The same is true throughout sub-Saharan Africa, where women, even young girls, often do most of the work. Walking long distances to collect the wood, they take precious time from school and other activities.
“I used a lot of wood to cook,” says Jerica, who looks after 14 other children. “It was really difficult to save enough money for my children and to pay for their schooling.”
The damage goes deeper than that. Cooking with wood and charcoal causes respiratory problems and kills more people, mainly women, than malaria or HIV, according to the World Health Organisation (WHO).
Cutting firewood is part of deforestation and contributes to soil erosion in countries where most of the population relies on farming. The trees are also needed to absorb carbon dioxide, a critical driver of climate change.
In 2013, on the initiative of an LDC employee, and with funding from the Louis Dreyfus Foundation, a 2-year project was launched to provide Biogas systems to vulnerable farming communities in Kenya and Rwanda. For Jerica it was the start of a better life.

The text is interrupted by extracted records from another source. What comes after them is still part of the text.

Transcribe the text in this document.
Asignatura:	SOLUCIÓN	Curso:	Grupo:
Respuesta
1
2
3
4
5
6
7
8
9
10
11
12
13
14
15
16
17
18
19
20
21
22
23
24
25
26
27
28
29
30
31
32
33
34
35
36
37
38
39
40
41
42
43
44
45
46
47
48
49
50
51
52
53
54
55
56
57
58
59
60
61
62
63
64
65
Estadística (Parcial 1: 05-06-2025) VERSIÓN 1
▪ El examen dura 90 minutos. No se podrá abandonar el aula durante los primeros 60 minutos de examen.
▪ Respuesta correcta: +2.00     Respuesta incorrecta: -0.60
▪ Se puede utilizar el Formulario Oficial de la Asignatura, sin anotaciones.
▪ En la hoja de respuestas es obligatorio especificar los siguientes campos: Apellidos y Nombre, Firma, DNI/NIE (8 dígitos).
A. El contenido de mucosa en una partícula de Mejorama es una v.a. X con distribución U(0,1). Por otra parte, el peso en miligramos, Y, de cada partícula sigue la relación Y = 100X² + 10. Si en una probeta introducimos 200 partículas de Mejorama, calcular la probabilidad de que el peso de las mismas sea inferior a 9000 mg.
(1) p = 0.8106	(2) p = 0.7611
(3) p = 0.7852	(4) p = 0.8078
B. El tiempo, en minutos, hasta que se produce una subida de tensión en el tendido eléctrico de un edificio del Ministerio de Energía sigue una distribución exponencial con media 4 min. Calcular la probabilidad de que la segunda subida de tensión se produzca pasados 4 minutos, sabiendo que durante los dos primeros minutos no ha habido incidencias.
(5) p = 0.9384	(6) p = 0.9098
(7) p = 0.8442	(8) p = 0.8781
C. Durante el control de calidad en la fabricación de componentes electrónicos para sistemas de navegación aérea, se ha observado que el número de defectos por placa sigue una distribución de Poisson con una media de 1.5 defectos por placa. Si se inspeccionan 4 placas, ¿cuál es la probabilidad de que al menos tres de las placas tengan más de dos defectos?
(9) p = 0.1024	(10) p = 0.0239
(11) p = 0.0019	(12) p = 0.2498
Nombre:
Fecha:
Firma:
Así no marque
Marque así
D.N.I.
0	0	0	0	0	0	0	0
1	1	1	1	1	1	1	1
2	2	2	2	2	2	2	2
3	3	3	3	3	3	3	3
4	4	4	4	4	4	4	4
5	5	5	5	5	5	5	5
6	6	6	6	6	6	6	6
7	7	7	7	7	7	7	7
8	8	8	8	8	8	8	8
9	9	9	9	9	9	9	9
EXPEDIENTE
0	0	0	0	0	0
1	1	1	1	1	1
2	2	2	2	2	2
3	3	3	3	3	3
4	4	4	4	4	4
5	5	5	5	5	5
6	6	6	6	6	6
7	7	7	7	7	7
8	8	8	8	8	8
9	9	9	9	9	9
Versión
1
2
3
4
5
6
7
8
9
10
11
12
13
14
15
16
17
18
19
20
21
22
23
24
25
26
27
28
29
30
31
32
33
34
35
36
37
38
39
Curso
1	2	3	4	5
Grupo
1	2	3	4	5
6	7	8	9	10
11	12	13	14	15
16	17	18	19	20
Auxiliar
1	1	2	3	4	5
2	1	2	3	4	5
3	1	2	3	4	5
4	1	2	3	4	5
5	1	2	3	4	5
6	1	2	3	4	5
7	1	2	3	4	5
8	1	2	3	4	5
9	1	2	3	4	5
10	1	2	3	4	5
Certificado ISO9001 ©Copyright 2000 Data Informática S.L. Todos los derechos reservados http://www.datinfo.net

The idea was simple: a biogas system replicates the stomach’s digestive activity, producing methane gas from animal dung, human waste and other biodegradable materials, such as kitchen waste, water hyacinth and other weeds. The methane gas is used for cooking and other energy consuming activities, replacing the need for traditional wood and charcoal burning stoves. Biogas also produces organic fertilizer, which enables farmers to replace costly synthetic alternatives.
The result? Besides improving health, the system increased yields, lowered costs, and boosted incomes. It has contributed to achieving Sustainable Development Goals, including Goal 7 (affordable and clean energy), Goal 13 (combat against climate change and its impacts), Goal 3 (better health and well-being), and Goal 11 (sustainable cities and communities).
“By replacing firewood, biogas also helps fight deforestation, soil erosion and air pollution, and improves health standards among farming communities,” says Dominic Wanjihia, CEO of Biogas International.
“Most importantly, when you eliminate the task of firewood collection, women gain three or four hours a day for other activities,” he says. “The sale of excess biogas and excess fertilizer can pay for education and training, lifting a family out of poverty forever,” he adds.
For Jerica, and the other farmers involved, the system also freed up time to take care of her family, participate in social activities, and open alternative or additional sources of income such as building vegetable gardens.
“Now, I can easily buy food thanks to the savings I make from not buying wood,” she says.
Jerica also uses the natural fertilizer in her garden. The money from selling any excess vegetables helps her pay for school fees.
The “Flexi Biogas” systems are mobile, low-cost, and easy to assemble. As a result, they are gaining more and more momentum. In Rwanda, where over 80 percent of the population relies on charcoal and wood cooking, Biogas programs are in place to reduce the dependency on biomass.
“We use the bio slurry from Flexi Biogas to grow kale, cabbage, onions, and egg plants on our home farm, “said the Sister who is in charge of Our Lady of Grace Children’s Home in Meru, Kenya, another project beneficiary in the region.
“We are reducing our food budget because we will be growing a lot more in our small space,“ she says.